Вся жизнь солдата - это существование на границе между сном и реальностью. И когда ты спишь - ты видишь бой. И когда бежишь с оружием в руках - ты видишь бой. Поэтому со временем ты перестаёшь разделять сон и реальность. И даже скорее ты начинаешь относиться к жизни, как к какому-то странному сну, и только где-то на далёком краю своей души ты веришь, что однажды пробудишься”.

Так ночные мысли Лёни неопределённо перетекли в сон, и потом также неопределённо наступил новый день, новый штурм, и Лёня уже вновь бежал с автоматом в руке, стрелял во всё, что движеться, кричал “Ура-а-а!”, бежал, бежал, непонятно куда, непонятно зачем, как будто там, впереди - истина, и даже - бог, который сделает тебе пощёчину и ты проснёшься.
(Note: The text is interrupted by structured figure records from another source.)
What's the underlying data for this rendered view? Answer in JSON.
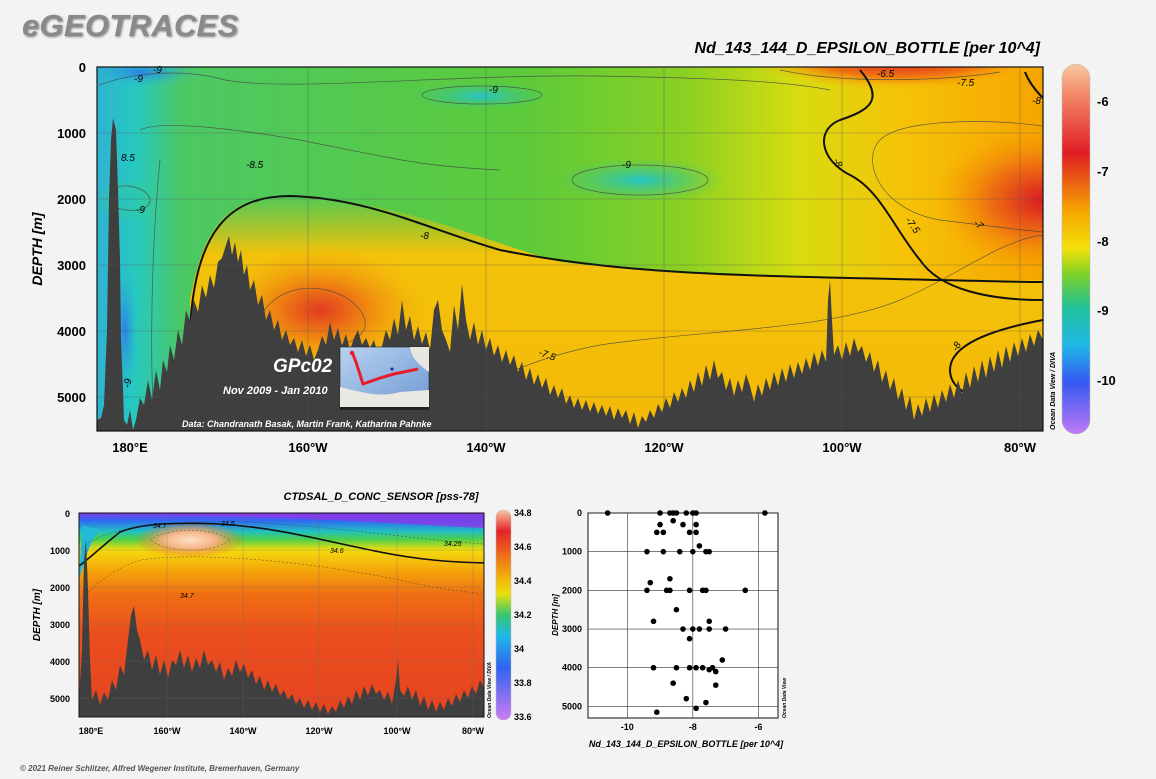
{
  "brand": "eGEOTRACES",
  "footer": "© 2021 Reiner Schlitzer, Alfred Wegener Institute, Bremerhaven, Germany",
  "chart_data": [
    {
      "type": "heatmap",
      "title": "Nd_143_144_D_EPSILON_BOTTLE [per 10^4]",
      "ylabel": "DEPTH [m]",
      "xlabel": "",
      "x_ticks": [
        "180°E",
        "160°W",
        "140°W",
        "120°W",
        "100°W",
        "80°W"
      ],
      "y_ticks": [
        0,
        1000,
        2000,
        3000,
        4000,
        5000
      ],
      "ylim": [
        5500,
        0
      ],
      "y_inverted": true,
      "colorbar": {
        "ticks": [
          -6,
          -7,
          -8,
          -9,
          -10
        ],
        "range": [
          -10.5,
          -5.6
        ]
      },
      "contour_labels": [
        "-9",
        "-9",
        "-9",
        "-9",
        "-6.5",
        "-7.5",
        "-8",
        "8.5",
        "-8.5",
        "-9",
        "-8",
        "-8",
        "-7.5",
        "-7",
        "-8",
        "-7.5",
        "-9"
      ],
      "station_label": "GPc02",
      "date_range": "Nov 2009 - Jan 2010",
      "data_credit": "Data: Chandranath Basak, Martin Frank, Katharina Pahnke",
      "side_label": "Ocean Data View / DIVA"
    },
    {
      "type": "heatmap",
      "title": "CTDSAL_D_CONC_SENSOR [pss-78]",
      "ylabel": "DEPTH [m]",
      "x_ticks": [
        "180°E",
        "160°W",
        "140°W",
        "120°W",
        "100°W",
        "80°W"
      ],
      "y_ticks": [
        0,
        1000,
        2000,
        3000,
        4000,
        5000
      ],
      "ylim": [
        5500,
        0
      ],
      "y_inverted": true,
      "colorbar": {
        "ticks": [
          34.8,
          34.6,
          34.4,
          34.2,
          34,
          33.8,
          33.6
        ],
        "range": [
          33.6,
          34.8
        ]
      },
      "contour_labels": [
        "34.7",
        "34.5",
        "34.6",
        "34.25",
        "34.7"
      ],
      "side_label": "Ocean Data View / DIVA"
    },
    {
      "type": "scatter",
      "xlabel": "Nd_143_144_D_EPSILON_BOTTLE [per 10^4]",
      "ylabel": "DEPTH [m]",
      "x_ticks": [
        -10,
        -8,
        -6
      ],
      "xlim": [
        -11.2,
        -5.4
      ],
      "y_ticks": [
        0,
        1000,
        2000,
        3000,
        4000,
        5000
      ],
      "ylim": [
        5300,
        0
      ],
      "y_inverted": true,
      "side_label": "Ocean Data View",
      "points": [
        [
          -10.6,
          0
        ],
        [
          -5.8,
          0
        ],
        [
          -9.0,
          0
        ],
        [
          -8.7,
          0
        ],
        [
          -8.6,
          0
        ],
        [
          -8.5,
          0
        ],
        [
          -8.2,
          0
        ],
        [
          -8.0,
          0
        ],
        [
          -7.9,
          0
        ],
        [
          -9.0,
          300
        ],
        [
          -8.3,
          300
        ],
        [
          -7.9,
          300
        ],
        [
          -9.1,
          500
        ],
        [
          -8.9,
          500
        ],
        [
          -8.1,
          500
        ],
        [
          -7.9,
          500
        ],
        [
          -8.6,
          200
        ],
        [
          -9.4,
          1000
        ],
        [
          -8.9,
          1000
        ],
        [
          -8.4,
          1000
        ],
        [
          -7.6,
          1000
        ],
        [
          -7.5,
          1000
        ],
        [
          -8.0,
          1000
        ],
        [
          -7.8,
          850
        ],
        [
          -9.3,
          1800
        ],
        [
          -8.7,
          1700
        ],
        [
          -9.4,
          2000
        ],
        [
          -8.8,
          2000
        ],
        [
          -8.7,
          2000
        ],
        [
          -8.1,
          2000
        ],
        [
          -7.7,
          2000
        ],
        [
          -7.6,
          2000
        ],
        [
          -6.4,
          2000
        ],
        [
          -8.5,
          2500
        ],
        [
          -9.2,
          2800
        ],
        [
          -7.5,
          2800
        ],
        [
          -8.3,
          3000
        ],
        [
          -8.0,
          3000
        ],
        [
          -7.8,
          3000
        ],
        [
          -7.5,
          3000
        ],
        [
          -7.0,
          3000
        ],
        [
          -8.1,
          3250
        ],
        [
          -9.2,
          4000
        ],
        [
          -8.5,
          4000
        ],
        [
          -8.1,
          4000
        ],
        [
          -7.9,
          4000
        ],
        [
          -7.7,
          4000
        ],
        [
          -7.5,
          4050
        ],
        [
          -7.4,
          4000
        ],
        [
          -7.3,
          4100
        ],
        [
          -7.1,
          3800
        ],
        [
          -8.6,
          4400
        ],
        [
          -7.3,
          4450
        ],
        [
          -8.2,
          4800
        ],
        [
          -7.6,
          4900
        ],
        [
          -9.1,
          5150
        ],
        [
          -7.9,
          5050
        ]
      ]
    }
  ]
}
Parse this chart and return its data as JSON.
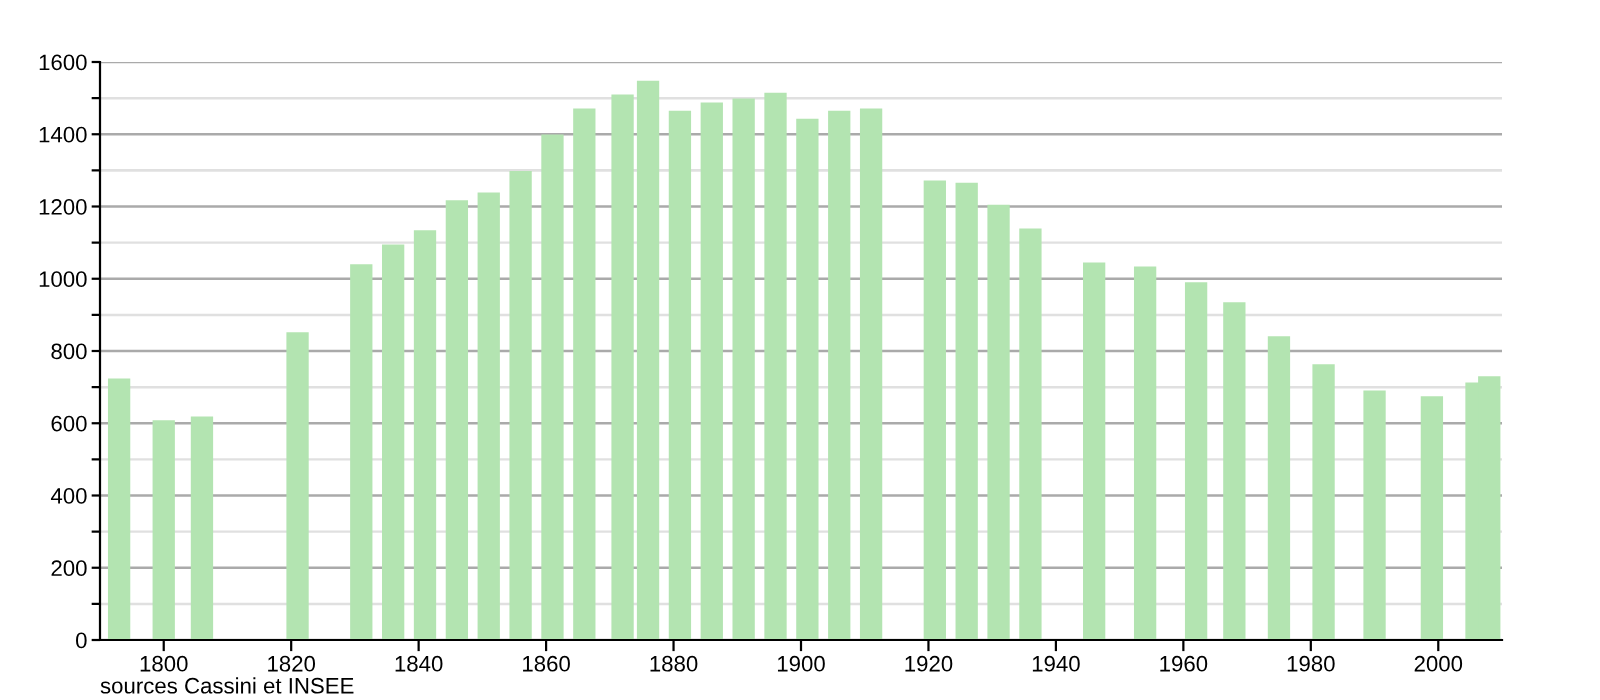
{
  "chart_data": {
    "type": "bar",
    "x": [
      1793,
      1800,
      1806,
      1821,
      1831,
      1836,
      1841,
      1846,
      1851,
      1856,
      1861,
      1866,
      1872,
      1876,
      1881,
      1886,
      1891,
      1896,
      1901,
      1906,
      1911,
      1921,
      1926,
      1931,
      1936,
      1946,
      1954,
      1962,
      1968,
      1975,
      1982,
      1990,
      1999,
      2006,
      2008
    ],
    "values": [
      724,
      608,
      619,
      852,
      1040,
      1095,
      1134,
      1217,
      1239,
      1298,
      1399,
      1471,
      1510,
      1548,
      1465,
      1488,
      1499,
      1515,
      1443,
      1465,
      1471,
      1272,
      1266,
      1205,
      1139,
      1045,
      1034,
      990,
      935,
      841,
      763,
      691,
      675,
      713,
      730
    ],
    "color": "#b3e4b1",
    "xlim": [
      1790,
      2010
    ],
    "xticks": [
      1800,
      1820,
      1840,
      1860,
      1880,
      1900,
      1920,
      1940,
      1960,
      1980,
      2000
    ],
    "ylim": [
      0,
      1600
    ],
    "yticks": [
      0,
      {
        "value": 100,
        "label": null
      },
      200,
      {
        "value": 300,
        "label": null
      },
      400,
      {
        "value": 500,
        "label": null
      },
      600,
      {
        "value": 700,
        "label": null
      },
      800,
      {
        "value": 900,
        "label": null
      },
      1000,
      {
        "value": 1100,
        "label": null
      },
      1200,
      {
        "value": 1300,
        "label": null
      },
      1400,
      {
        "value": 1500,
        "label": null
      },
      1600
    ],
    "grid": "y",
    "annotations": [
      "sources Cassini et INSEE"
    ]
  }
}
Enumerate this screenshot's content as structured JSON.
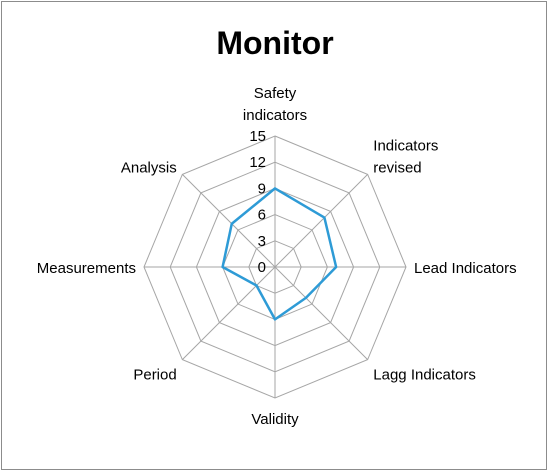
{
  "chart_data": {
    "type": "radar",
    "title": "Monitor",
    "categories": [
      [
        "Safety",
        "indicators"
      ],
      [
        "Indicators",
        "revised"
      ],
      [
        "Lead Indicators"
      ],
      [
        "Lagg Indicators"
      ],
      [
        "Validity"
      ],
      [
        "Period"
      ],
      [
        "Measurements"
      ],
      [
        "Analysis"
      ]
    ],
    "r_ticks": [
      "0",
      "3",
      "6",
      "9",
      "12",
      "15"
    ],
    "r_range": [
      0,
      15
    ],
    "grid": true,
    "legend": "none",
    "series": [
      {
        "values": [
          9,
          8,
          7,
          5,
          6,
          3,
          6,
          7
        ],
        "color": "#2e9bd6"
      }
    ]
  }
}
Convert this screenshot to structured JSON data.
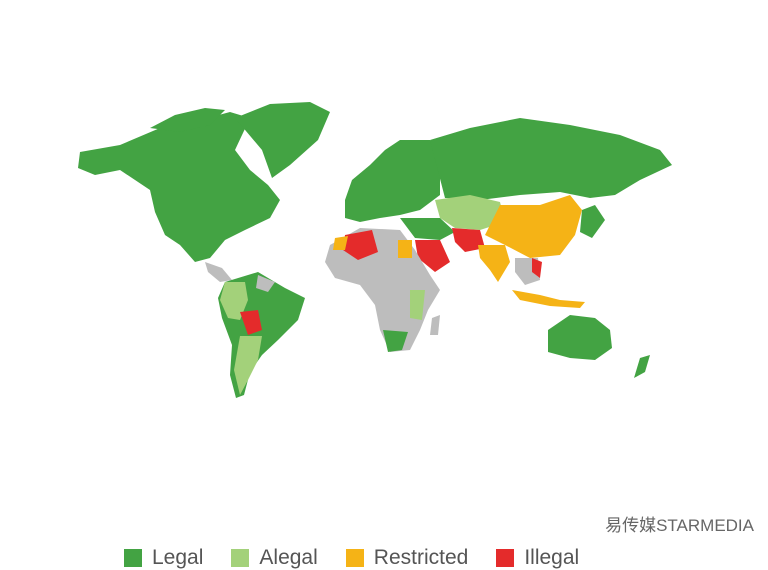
{
  "colors": {
    "legal": "#43a343",
    "alegal": "#a3d17a",
    "restricted": "#f5b316",
    "illegal": "#e42b2b",
    "no_data": "#bdbdbd"
  },
  "legend": [
    {
      "label": "Legal",
      "color": "#43a343"
    },
    {
      "label": "Alegal",
      "color": "#a3d17a"
    },
    {
      "label": "Restricted",
      "color": "#f5b316"
    },
    {
      "label": "Illegal",
      "color": "#e42b2b"
    }
  ],
  "watermark": "易传媒STARMEDIA"
}
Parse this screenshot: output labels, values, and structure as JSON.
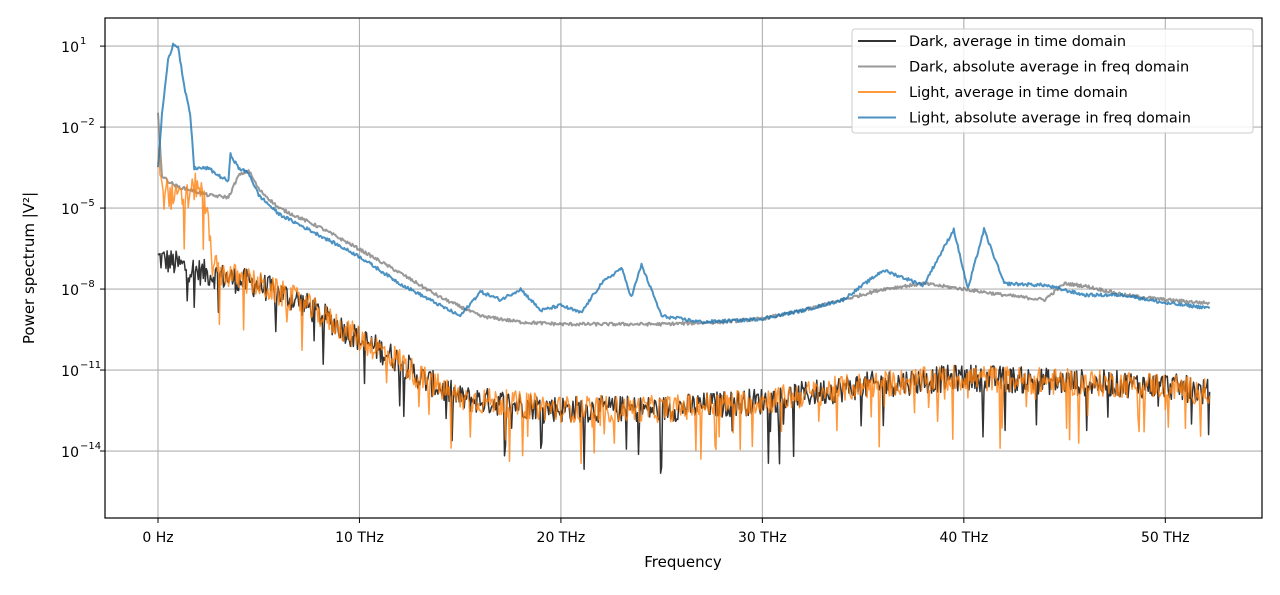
{
  "chart_data": {
    "type": "line",
    "title": "",
    "xlabel": "Frequency",
    "ylabel": "Power spectrum |V²|",
    "x_unit": "THz",
    "xlim": [
      -2.63,
      54.8
    ],
    "ylim": [
      110.0,
      3.3e-17
    ],
    "yscale": "log",
    "grid": true,
    "legend_position": "top-right",
    "x_ticks": [
      {
        "value": 0,
        "label": "0 Hz"
      },
      {
        "value": 10,
        "label": "10 THz"
      },
      {
        "value": 20,
        "label": "20 THz"
      },
      {
        "value": 30,
        "label": "30 THz"
      },
      {
        "value": 40,
        "label": "40 THz"
      },
      {
        "value": 50,
        "label": "50 THz"
      }
    ],
    "y_ticks": [
      {
        "value": 10.0,
        "base": "10",
        "exp": "1"
      },
      {
        "value": 0.01,
        "base": "10",
        "exp": "−2"
      },
      {
        "value": 1e-05,
        "base": "10",
        "exp": "−5"
      },
      {
        "value": 1e-08,
        "base": "10",
        "exp": "−8"
      },
      {
        "value": 1e-11,
        "base": "10",
        "exp": "−11"
      },
      {
        "value": 1e-14,
        "base": "10",
        "exp": "−14"
      }
    ],
    "series": [
      {
        "name": "Dark, average in time domain",
        "color": "#000000",
        "alpha": 0.8,
        "noisy": true,
        "points": [
          [
            0,
            1.6e-07
          ],
          [
            2,
            5e-08
          ],
          [
            5,
            1.6e-08
          ],
          [
            7,
            4e-09
          ],
          [
            10,
            1.6e-10
          ],
          [
            12,
            2.5e-11
          ],
          [
            13,
            6e-12
          ],
          [
            15,
            1e-12
          ],
          [
            20,
            4e-13
          ],
          [
            25,
            4e-13
          ],
          [
            30,
            8e-13
          ],
          [
            35,
            3e-12
          ],
          [
            40,
            6e-12
          ],
          [
            45,
            4e-12
          ],
          [
            50,
            3e-12
          ],
          [
            52.2,
            1.6e-12
          ]
        ]
      },
      {
        "name": "Dark, absolute average in freq domain",
        "color": "#808080",
        "alpha": 0.8,
        "noisy": false,
        "points": [
          [
            0,
            0.03
          ],
          [
            0.2,
            0.00016
          ],
          [
            0.5,
            0.0001
          ],
          [
            1,
            6e-05
          ],
          [
            1.5,
            5e-05
          ],
          [
            2.5,
            3e-05
          ],
          [
            3.5,
            2.5e-05
          ],
          [
            4,
            0.00016
          ],
          [
            4.5,
            0.00025
          ],
          [
            5,
            5e-05
          ],
          [
            6,
            1e-05
          ],
          [
            8,
            2e-06
          ],
          [
            10,
            3e-07
          ],
          [
            12,
            4e-08
          ],
          [
            14,
            5e-09
          ],
          [
            16,
            1e-09
          ],
          [
            18,
            6e-10
          ],
          [
            20,
            5e-10
          ],
          [
            22,
            5e-10
          ],
          [
            25,
            5e-10
          ],
          [
            28,
            6e-10
          ],
          [
            30,
            8e-10
          ],
          [
            32,
            1.6e-09
          ],
          [
            34,
            4e-09
          ],
          [
            36,
            1e-08
          ],
          [
            38,
            1.6e-08
          ],
          [
            40,
            1e-08
          ],
          [
            42,
            6e-09
          ],
          [
            44,
            4e-09
          ],
          [
            45,
            1.6e-08
          ],
          [
            46,
            1.3e-08
          ],
          [
            48,
            6e-09
          ],
          [
            50,
            4e-09
          ],
          [
            52.2,
            3e-09
          ]
        ]
      },
      {
        "name": "Light, average in time domain",
        "color": "#ff7f0e",
        "alpha": 0.8,
        "noisy": true,
        "points": [
          [
            0,
            0.001
          ],
          [
            0.3,
            0.0001
          ],
          [
            0.6,
            3e-05
          ],
          [
            1,
            2.5e-05
          ],
          [
            1.5,
            3e-05
          ],
          [
            2,
            0.0001
          ],
          [
            2.4,
            1e-05
          ],
          [
            2.7,
            1e-07
          ],
          [
            3,
            5e-08
          ],
          [
            5,
            1.6e-08
          ],
          [
            7,
            4e-09
          ],
          [
            10,
            1.6e-10
          ],
          [
            12,
            2.5e-11
          ],
          [
            13,
            6e-12
          ],
          [
            15,
            1e-12
          ],
          [
            20,
            4e-13
          ],
          [
            25,
            4e-13
          ],
          [
            30,
            8e-13
          ],
          [
            35,
            3e-12
          ],
          [
            40,
            6e-12
          ],
          [
            45,
            4e-12
          ],
          [
            50,
            3e-12
          ],
          [
            52.2,
            1.6e-12
          ]
        ]
      },
      {
        "name": "Light, absolute average in freq domain",
        "color": "#1f77b4",
        "alpha": 0.8,
        "noisy": false,
        "points": [
          [
            0,
            0.0003
          ],
          [
            0.2,
            0.03
          ],
          [
            0.5,
            3
          ],
          [
            0.75,
            12
          ],
          [
            1,
            10
          ],
          [
            1.3,
            0.3
          ],
          [
            1.6,
            0.03
          ],
          [
            1.8,
            0.0003
          ],
          [
            2.5,
            0.0003
          ],
          [
            3,
            0.00016
          ],
          [
            3.5,
            0.0001
          ],
          [
            3.6,
            0.001
          ],
          [
            4,
            0.0003
          ],
          [
            4.5,
            0.0002
          ],
          [
            5,
            3e-05
          ],
          [
            6,
            6e-06
          ],
          [
            8,
            1e-06
          ],
          [
            10,
            1.6e-07
          ],
          [
            12,
            1.6e-08
          ],
          [
            14,
            2.5e-09
          ],
          [
            15,
            1e-09
          ],
          [
            16,
            8e-09
          ],
          [
            17,
            4e-09
          ],
          [
            18,
            1e-08
          ],
          [
            19,
            1.6e-09
          ],
          [
            20,
            2.5e-09
          ],
          [
            21,
            1.3e-09
          ],
          [
            22,
            1.6e-08
          ],
          [
            23,
            6e-08
          ],
          [
            23.5,
            5e-09
          ],
          [
            24,
            8e-08
          ],
          [
            25,
            1e-09
          ],
          [
            27,
            6e-10
          ],
          [
            29,
            7e-10
          ],
          [
            30,
            8e-10
          ],
          [
            32,
            1.6e-09
          ],
          [
            34,
            4e-09
          ],
          [
            36,
            5e-08
          ],
          [
            38,
            1.4e-08
          ],
          [
            39.5,
            1.6e-06
          ],
          [
            40.2,
            1e-08
          ],
          [
            41,
            1.6e-06
          ],
          [
            42,
            1.6e-08
          ],
          [
            44,
            1.4e-08
          ],
          [
            46,
            6e-09
          ],
          [
            48,
            6e-09
          ],
          [
            50,
            3e-09
          ],
          [
            52.2,
            2e-09
          ]
        ]
      }
    ]
  }
}
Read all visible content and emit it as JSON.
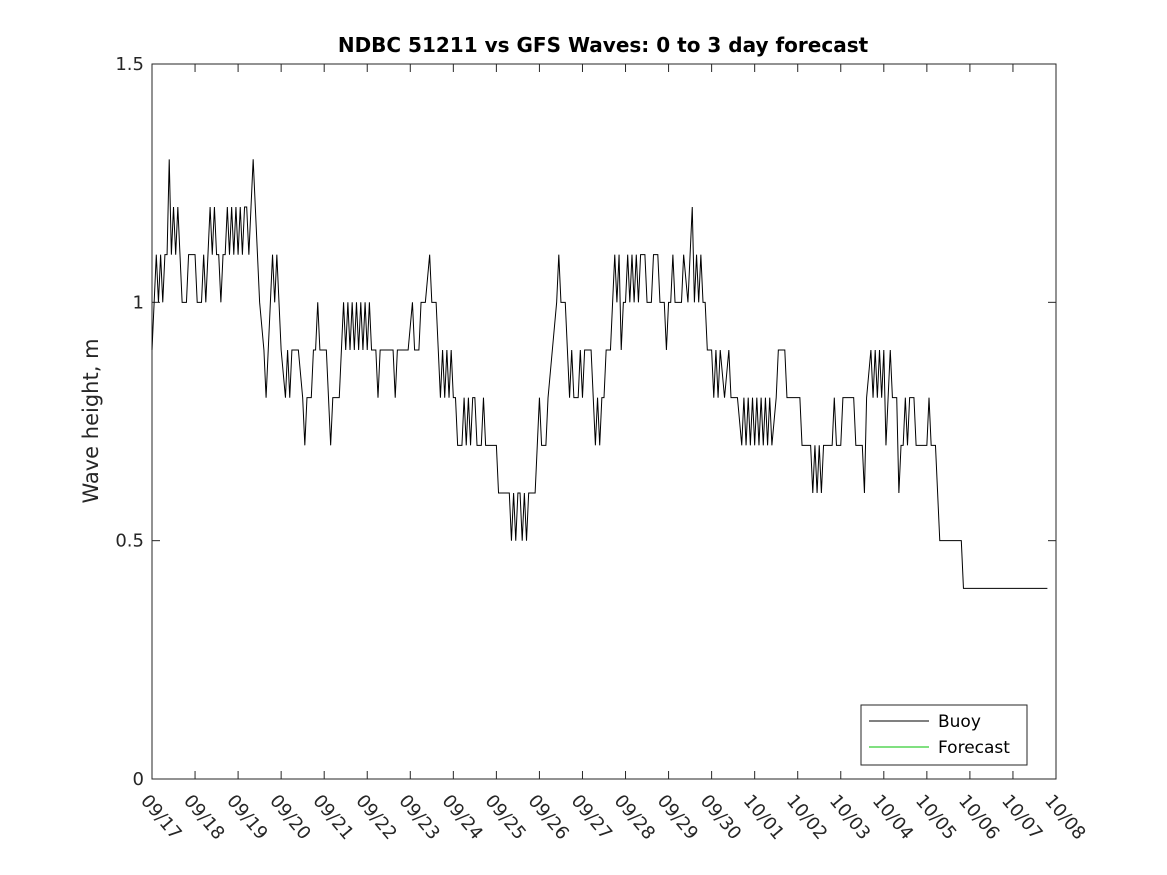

Ещё вчера Лёня вспоминал с Юрцом школьные дни. А теперь Юрец лежал без головы возле какого-то сарая, разорванный артиллерийским снарядом.

Лёня остановился возле кусков его тела, сел на колени и стал смотреть на то, что осталось от Юрца. Странно, но слёз не было, в глазах Лёни было совершенно сухо, словно слёзные железы перестали существовать. Вдруг в своей голове он совершенно внятно услышал голос матери, которая всегда будила его в школу: “Лёня, вставай! Просыпайся!” И он встал, поднялся с колен и стал озираться вокруг. Какие-то люди с автоматами куда-то бежали. Танки куда-то ехали. Самолёты куда-то летели. Но Лёне уже не хотелось стремиться вместе с ними. В одно мгновение он осознал, что только что лишился здесь последнего прибежища в лице Юрца. И что дальше - не было никакой истины, никакого бога, только смерть. Тогда Лёня скинул с плеча автомат, снял каску, снял форму, разделся до гола и сел в позу лотоса. Так он впервые в жизни перестал боятся всего сразу: врагов, смерти, политиков, того, что о нём скажут и что о нём подумают, добьётся ли он успехов в этой жизни и будут ли его помнить после смерти. Он впервые принял реальность как есть. И ему больше не хотелось переделывать мир.

14

Дальше  - трибунал. Семь лет за дезертирство.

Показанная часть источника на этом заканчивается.